O Brasil é um país racista, ninguém precisa nem tentar convencer do contrário. Eu vejo o racismo todos os dias nas mínimas interações que os brasileiros negros têm de suportar para garantir sua sobrevivência num país que se fundou na exploração de escravos trazidos da África. O simples fato de nunca se ter feito uma verdadeira reforma agrária no Brasil e, de quebra, a Lei de Terras de 1850 ter bloqueado os negros de serem proprietários de que somos um país racista.
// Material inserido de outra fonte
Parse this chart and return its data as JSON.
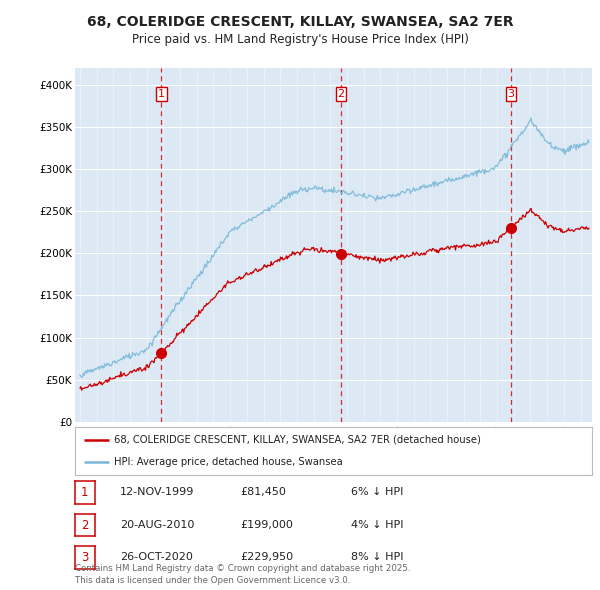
{
  "title": "68, COLERIDGE CRESCENT, KILLAY, SWANSEA, SA2 7ER",
  "subtitle": "Price paid vs. HM Land Registry's House Price Index (HPI)",
  "ylim": [
    0,
    420000
  ],
  "yticks": [
    0,
    50000,
    100000,
    150000,
    200000,
    250000,
    300000,
    350000,
    400000
  ],
  "ytick_labels": [
    "£0",
    "£50K",
    "£100K",
    "£150K",
    "£200K",
    "£250K",
    "£300K",
    "£350K",
    "£400K"
  ],
  "t_sale1": 1999.876,
  "t_sale2": 2010.635,
  "t_sale3": 2020.826,
  "sale_prices": [
    81450,
    199000,
    229950
  ],
  "sale_info": [
    {
      "num": "1",
      "date": "12-NOV-1999",
      "price": "£81,450",
      "pct": "6% ↓ HPI"
    },
    {
      "num": "2",
      "date": "20-AUG-2010",
      "price": "£199,000",
      "pct": "4% ↓ HPI"
    },
    {
      "num": "3",
      "date": "26-OCT-2020",
      "price": "£229,950",
      "pct": "8% ↓ HPI"
    }
  ],
  "hpi_color": "#7ab8d8",
  "price_color": "#cc0000",
  "dashed_color": "#cc0000",
  "bg_color": "#dce9f5",
  "grid_color": "#c0d0e8",
  "legend_label_price": "68, COLERIDGE CRESCENT, KILLAY, SWANSEA, SA2 7ER (detached house)",
  "legend_label_hpi": "HPI: Average price, detached house, Swansea",
  "footnote": "Contains HM Land Registry data © Crown copyright and database right 2025.\nThis data is licensed under the Open Government Licence v3.0.",
  "xstart": 1995,
  "xend": 2025,
  "n_points": 600
}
E olha que nem estou falando do famigerado "elevador de serviço" que existe até hoje no Brasil como uma forma de apartar as pessoas pela cor.
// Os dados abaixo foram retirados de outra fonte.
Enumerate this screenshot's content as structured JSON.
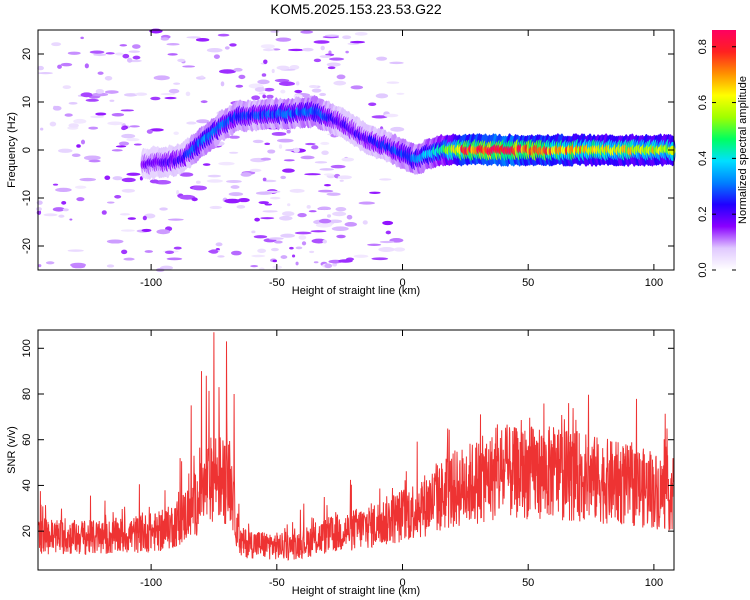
{
  "title": "KOM5.2025.153.23.53.G22",
  "chart_data": [
    {
      "type": "heatmap",
      "xlabel": "Height of straight line (km)",
      "ylabel": "Frequency (Hz)",
      "xlim": [
        -145,
        108
      ],
      "ylim": [
        -25,
        25
      ],
      "xticks": [
        -100,
        -50,
        0,
        50,
        100
      ],
      "yticks": [
        -20,
        -10,
        0,
        10,
        20
      ],
      "colorbar": {
        "label": "Normalized spectral amplitude",
        "range": [
          0,
          0.86
        ],
        "ticks": [
          0.0,
          0.2,
          0.4,
          0.6,
          0.8
        ],
        "colormap": [
          "#ffffff",
          "#e0c8ff",
          "#8a00ff",
          "#2000ff",
          "#0080ff",
          "#00e0ff",
          "#00ff60",
          "#a0ff00",
          "#ffff00",
          "#ff9000",
          "#ff2020",
          "#ff0060"
        ]
      },
      "ridge": [
        {
          "x": -103,
          "y": -3,
          "a": 0.15
        },
        {
          "x": -95,
          "y": -2.5,
          "a": 0.2
        },
        {
          "x": -88,
          "y": -2,
          "a": 0.2
        },
        {
          "x": -80,
          "y": 1.5,
          "a": 0.3
        },
        {
          "x": -72,
          "y": 5,
          "a": 0.3
        },
        {
          "x": -66,
          "y": 7,
          "a": 0.25
        },
        {
          "x": -35,
          "y": 8,
          "a": 0.3
        },
        {
          "x": -25,
          "y": 6,
          "a": 0.2
        },
        {
          "x": -15,
          "y": 2.5,
          "a": 0.2
        },
        {
          "x": -5,
          "y": 0.5,
          "a": 0.25
        },
        {
          "x": 5,
          "y": -2,
          "a": 0.3
        },
        {
          "x": 15,
          "y": 0,
          "a": 0.4
        },
        {
          "x": 25,
          "y": 0,
          "a": 0.75
        },
        {
          "x": 40,
          "y": 0,
          "a": 0.8
        },
        {
          "x": 60,
          "y": 0,
          "a": 0.7
        },
        {
          "x": 80,
          "y": 0,
          "a": 0.6
        },
        {
          "x": 100,
          "y": 0,
          "a": 0.6
        },
        {
          "x": 108,
          "y": 0,
          "a": 0.55
        }
      ]
    },
    {
      "type": "line",
      "xlabel": "Height of straight line (km)",
      "ylabel": "SNR (v/v)",
      "xlim": [
        -145,
        108
      ],
      "ylim": [
        3,
        108
      ],
      "xticks": [
        -100,
        -50,
        0,
        50,
        100
      ],
      "yticks": [
        20,
        40,
        60,
        80,
        100
      ],
      "color": "#ee3333",
      "envelope": [
        {
          "x": -145,
          "y": 18
        },
        {
          "x": -120,
          "y": 17
        },
        {
          "x": -95,
          "y": 20
        },
        {
          "x": -88,
          "y": 25
        },
        {
          "x": -80,
          "y": 35
        },
        {
          "x": -75,
          "y": 45
        },
        {
          "x": -68,
          "y": 40
        },
        {
          "x": -65,
          "y": 15
        },
        {
          "x": -45,
          "y": 13
        },
        {
          "x": -30,
          "y": 18
        },
        {
          "x": -10,
          "y": 23
        },
        {
          "x": 0,
          "y": 27
        },
        {
          "x": 10,
          "y": 32
        },
        {
          "x": 20,
          "y": 38
        },
        {
          "x": 30,
          "y": 42
        },
        {
          "x": 40,
          "y": 45
        },
        {
          "x": 55,
          "y": 46
        },
        {
          "x": 70,
          "y": 44
        },
        {
          "x": 85,
          "y": 41
        },
        {
          "x": 100,
          "y": 38
        },
        {
          "x": 108,
          "y": 36
        }
      ],
      "peaks": [
        {
          "x": -84,
          "y": 75
        },
        {
          "x": -80,
          "y": 90
        },
        {
          "x": -78,
          "y": 88
        },
        {
          "x": -75,
          "y": 107
        },
        {
          "x": -73,
          "y": 83
        },
        {
          "x": -70,
          "y": 103
        },
        {
          "x": -67,
          "y": 80
        }
      ]
    }
  ]
}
Dito tudo isto, me parece um distracionismo terrível a cruzada politicamente correta que um tal "Instituto de Advocacia Racial e Ambiental – IARA" que ganhou fama repentina com a abertura de processos contra duas obras de Monteiro Lobato sob a alegação de que as mesmas trazem menções de natureza racista, faz contra este autor. Os alvos mais notórias da perseguição do IARA são as obras "A Negrinha" e "Caçadas de Pedrinho".
Como já observou um estudioso de Monteiro Lobato, Tia Nastácia ( a negra que motivou o alarde em relação a uma das obras) é tratada de forma muito amorosa em toda a obra de Lobato. Existem milhares de citações afetivas em relação à personagem, que tem uma função crucial na vida dos demais personagens: eles recorrem a ela em busca de conselho, de carinho. Devemos observar ainda que Lobato usa Tia Nastácia como pretexto para criticar a superstição, a religiosidade e o excesso de crença no sobrenatural. Aliás, o pessoal do IARA não deve ter lido nada de Monteiro Lobato, pois se tivessem lido saberiam que foi Tia Nastácia que deu vida à boneca Emília. Se isso não é colocar a personagem negra num plano mais elevado do que todos os demais, eu não sei o que seria.
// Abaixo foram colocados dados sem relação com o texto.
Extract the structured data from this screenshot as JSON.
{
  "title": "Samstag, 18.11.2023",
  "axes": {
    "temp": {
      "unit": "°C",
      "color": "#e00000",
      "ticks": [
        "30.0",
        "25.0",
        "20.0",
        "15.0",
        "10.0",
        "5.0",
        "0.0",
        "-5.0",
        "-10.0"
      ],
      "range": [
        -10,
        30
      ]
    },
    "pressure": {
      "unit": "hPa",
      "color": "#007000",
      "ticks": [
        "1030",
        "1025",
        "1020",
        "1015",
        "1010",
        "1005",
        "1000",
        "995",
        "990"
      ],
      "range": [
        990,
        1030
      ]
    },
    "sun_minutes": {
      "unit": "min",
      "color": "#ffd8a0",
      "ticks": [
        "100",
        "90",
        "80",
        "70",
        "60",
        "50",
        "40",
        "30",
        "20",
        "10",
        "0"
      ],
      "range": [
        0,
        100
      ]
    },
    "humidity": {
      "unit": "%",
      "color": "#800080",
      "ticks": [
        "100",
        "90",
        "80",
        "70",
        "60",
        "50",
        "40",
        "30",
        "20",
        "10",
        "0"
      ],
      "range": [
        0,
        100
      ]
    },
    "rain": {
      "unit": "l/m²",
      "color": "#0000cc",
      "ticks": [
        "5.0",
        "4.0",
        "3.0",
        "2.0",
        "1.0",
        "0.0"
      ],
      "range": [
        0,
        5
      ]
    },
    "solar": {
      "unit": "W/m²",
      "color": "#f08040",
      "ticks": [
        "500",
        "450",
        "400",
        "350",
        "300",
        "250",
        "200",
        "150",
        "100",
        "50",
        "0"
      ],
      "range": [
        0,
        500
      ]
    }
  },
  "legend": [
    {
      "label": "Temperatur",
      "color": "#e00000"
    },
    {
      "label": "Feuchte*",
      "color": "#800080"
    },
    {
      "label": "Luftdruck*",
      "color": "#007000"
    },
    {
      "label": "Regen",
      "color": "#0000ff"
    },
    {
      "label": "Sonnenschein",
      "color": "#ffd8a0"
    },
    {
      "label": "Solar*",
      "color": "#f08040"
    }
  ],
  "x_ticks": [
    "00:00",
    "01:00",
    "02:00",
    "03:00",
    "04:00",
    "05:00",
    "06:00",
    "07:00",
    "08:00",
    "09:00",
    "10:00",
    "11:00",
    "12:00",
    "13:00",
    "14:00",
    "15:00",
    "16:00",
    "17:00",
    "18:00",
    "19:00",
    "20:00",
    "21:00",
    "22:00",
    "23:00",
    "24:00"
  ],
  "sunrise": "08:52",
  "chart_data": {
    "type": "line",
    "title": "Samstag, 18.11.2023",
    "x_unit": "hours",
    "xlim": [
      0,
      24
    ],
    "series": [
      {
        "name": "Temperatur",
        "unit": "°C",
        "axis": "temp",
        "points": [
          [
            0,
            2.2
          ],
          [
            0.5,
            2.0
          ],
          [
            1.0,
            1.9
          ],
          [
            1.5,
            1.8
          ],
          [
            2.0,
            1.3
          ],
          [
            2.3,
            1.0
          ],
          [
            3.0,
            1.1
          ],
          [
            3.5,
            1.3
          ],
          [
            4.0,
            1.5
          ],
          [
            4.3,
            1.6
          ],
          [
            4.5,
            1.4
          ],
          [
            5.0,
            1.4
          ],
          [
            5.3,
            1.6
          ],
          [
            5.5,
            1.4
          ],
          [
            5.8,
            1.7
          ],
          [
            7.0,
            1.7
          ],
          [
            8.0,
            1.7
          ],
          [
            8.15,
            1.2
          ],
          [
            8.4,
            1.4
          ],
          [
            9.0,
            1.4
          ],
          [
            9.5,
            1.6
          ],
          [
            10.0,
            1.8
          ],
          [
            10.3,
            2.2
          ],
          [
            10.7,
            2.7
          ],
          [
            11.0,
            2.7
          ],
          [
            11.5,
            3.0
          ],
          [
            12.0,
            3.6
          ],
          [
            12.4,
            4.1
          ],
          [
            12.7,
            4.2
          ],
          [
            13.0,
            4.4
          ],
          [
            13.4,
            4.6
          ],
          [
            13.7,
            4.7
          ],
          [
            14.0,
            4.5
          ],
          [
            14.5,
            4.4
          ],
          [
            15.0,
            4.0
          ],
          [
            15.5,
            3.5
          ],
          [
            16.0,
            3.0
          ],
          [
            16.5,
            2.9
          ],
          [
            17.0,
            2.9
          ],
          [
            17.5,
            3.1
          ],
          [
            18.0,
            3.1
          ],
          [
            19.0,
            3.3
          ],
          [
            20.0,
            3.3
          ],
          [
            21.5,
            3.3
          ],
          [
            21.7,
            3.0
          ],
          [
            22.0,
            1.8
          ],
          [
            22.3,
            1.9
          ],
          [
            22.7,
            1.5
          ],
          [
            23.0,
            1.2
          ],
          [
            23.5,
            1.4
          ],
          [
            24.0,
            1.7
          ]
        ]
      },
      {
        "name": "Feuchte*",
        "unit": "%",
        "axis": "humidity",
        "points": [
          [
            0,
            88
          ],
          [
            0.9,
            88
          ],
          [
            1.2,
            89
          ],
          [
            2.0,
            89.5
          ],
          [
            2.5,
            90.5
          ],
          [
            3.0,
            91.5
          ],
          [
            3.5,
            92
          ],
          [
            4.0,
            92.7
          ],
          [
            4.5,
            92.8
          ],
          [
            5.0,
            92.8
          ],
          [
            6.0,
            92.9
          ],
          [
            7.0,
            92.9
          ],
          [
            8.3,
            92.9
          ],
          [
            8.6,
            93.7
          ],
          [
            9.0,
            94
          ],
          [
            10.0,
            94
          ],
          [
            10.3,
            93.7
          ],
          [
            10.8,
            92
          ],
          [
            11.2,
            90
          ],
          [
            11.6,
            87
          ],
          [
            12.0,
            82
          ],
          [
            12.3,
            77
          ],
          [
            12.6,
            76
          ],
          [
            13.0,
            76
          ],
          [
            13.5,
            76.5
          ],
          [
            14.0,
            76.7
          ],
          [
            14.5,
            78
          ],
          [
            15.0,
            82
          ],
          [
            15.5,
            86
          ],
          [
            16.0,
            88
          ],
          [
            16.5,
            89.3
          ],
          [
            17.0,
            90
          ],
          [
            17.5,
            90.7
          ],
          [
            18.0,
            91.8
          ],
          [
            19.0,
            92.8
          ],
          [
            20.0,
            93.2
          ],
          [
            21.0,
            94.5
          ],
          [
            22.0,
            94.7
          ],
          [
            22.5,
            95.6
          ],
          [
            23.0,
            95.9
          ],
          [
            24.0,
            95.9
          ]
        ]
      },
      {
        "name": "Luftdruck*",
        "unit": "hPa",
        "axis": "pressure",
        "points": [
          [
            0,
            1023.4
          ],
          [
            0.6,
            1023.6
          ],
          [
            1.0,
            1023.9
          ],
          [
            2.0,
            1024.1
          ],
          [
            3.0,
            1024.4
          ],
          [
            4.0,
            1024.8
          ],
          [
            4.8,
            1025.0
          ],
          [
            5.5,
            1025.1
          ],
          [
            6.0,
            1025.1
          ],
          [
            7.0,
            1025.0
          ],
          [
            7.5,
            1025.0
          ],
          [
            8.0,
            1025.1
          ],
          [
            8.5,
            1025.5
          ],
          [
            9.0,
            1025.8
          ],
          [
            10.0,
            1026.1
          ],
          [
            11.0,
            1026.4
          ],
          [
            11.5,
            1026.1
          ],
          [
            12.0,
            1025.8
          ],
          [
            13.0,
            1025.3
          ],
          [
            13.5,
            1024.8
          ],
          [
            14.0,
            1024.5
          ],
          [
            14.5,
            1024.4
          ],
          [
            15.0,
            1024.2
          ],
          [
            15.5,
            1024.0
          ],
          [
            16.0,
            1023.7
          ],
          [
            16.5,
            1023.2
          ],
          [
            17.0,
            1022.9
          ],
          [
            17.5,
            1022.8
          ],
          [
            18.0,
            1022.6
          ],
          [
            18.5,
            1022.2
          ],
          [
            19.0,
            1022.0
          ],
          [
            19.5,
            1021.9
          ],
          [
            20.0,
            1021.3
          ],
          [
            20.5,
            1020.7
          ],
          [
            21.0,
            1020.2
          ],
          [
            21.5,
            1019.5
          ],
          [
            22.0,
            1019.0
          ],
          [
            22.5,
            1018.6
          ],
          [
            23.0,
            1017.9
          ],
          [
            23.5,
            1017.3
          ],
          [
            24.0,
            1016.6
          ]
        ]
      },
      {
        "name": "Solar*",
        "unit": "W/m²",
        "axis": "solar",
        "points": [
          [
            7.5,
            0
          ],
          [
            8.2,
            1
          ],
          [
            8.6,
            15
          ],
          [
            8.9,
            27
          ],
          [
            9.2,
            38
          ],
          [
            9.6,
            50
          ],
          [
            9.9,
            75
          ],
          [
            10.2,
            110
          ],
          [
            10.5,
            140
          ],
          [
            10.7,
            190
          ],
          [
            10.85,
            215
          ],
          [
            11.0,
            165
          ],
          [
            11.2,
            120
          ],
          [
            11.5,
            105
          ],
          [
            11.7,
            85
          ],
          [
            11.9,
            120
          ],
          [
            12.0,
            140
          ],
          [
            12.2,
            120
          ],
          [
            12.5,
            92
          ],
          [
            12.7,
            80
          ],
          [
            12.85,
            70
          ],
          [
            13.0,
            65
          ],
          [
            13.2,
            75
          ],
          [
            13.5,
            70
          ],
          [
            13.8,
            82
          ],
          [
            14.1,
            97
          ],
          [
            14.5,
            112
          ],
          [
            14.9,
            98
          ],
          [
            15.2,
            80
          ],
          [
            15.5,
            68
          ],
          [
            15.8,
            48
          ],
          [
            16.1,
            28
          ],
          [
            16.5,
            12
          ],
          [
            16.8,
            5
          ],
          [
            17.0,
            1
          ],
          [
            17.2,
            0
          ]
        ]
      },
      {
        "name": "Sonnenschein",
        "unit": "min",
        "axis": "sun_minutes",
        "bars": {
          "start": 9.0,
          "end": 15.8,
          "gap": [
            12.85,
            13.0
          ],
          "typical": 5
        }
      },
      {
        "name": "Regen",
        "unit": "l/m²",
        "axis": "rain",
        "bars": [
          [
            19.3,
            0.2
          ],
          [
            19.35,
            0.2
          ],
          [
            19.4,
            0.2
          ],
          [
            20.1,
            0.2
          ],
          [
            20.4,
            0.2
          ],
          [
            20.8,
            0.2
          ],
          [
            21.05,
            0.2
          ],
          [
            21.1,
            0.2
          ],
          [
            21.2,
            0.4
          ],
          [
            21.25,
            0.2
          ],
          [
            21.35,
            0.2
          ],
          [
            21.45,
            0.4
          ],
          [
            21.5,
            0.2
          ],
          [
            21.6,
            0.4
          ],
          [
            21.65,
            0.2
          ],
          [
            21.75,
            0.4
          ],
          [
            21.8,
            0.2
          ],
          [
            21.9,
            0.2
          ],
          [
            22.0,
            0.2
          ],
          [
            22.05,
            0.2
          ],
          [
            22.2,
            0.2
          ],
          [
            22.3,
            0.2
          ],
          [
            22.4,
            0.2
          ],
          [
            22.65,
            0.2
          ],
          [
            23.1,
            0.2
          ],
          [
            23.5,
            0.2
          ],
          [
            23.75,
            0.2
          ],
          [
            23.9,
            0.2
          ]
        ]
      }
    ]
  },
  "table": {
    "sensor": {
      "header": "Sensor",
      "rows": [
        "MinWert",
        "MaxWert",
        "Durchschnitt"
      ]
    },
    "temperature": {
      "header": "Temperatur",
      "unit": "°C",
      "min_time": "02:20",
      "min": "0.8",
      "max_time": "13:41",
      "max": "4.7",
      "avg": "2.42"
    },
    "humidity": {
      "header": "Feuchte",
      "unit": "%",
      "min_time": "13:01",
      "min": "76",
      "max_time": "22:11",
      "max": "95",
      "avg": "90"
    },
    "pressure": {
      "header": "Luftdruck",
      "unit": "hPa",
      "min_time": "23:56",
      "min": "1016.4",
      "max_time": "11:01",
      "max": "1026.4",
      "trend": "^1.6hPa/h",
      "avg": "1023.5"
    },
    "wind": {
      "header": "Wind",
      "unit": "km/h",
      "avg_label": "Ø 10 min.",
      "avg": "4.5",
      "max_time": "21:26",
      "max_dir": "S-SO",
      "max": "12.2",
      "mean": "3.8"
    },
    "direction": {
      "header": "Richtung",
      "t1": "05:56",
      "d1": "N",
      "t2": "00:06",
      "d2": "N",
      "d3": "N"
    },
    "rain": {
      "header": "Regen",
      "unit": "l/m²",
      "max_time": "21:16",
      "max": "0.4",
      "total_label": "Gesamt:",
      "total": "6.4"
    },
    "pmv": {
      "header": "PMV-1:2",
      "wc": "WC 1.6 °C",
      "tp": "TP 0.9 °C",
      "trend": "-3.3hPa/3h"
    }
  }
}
O pior desta caçada a Monteiro Lobato é que enquanto isto acontece, o racismo brasileiro continue firme e forte nas ações da polícia em favelas. Por que será que o IARA se concentra tanto em Monteiro Lobato e não fala nada dos milhares de jovens negros que são assassinados todos os anos no Brasil?
Essa importação do politicamente correto norte-americano é acima de tudo anti-pedagógico no que se refere ao combate real que deve ser feito contra o racismo no Brasil. Afinal, quando se concentra a atenção num autor que ninguém prova que foi racista e se deixa o racismo institucionalizado intacto, a única certeza que as coisas vão continuar as mesmas.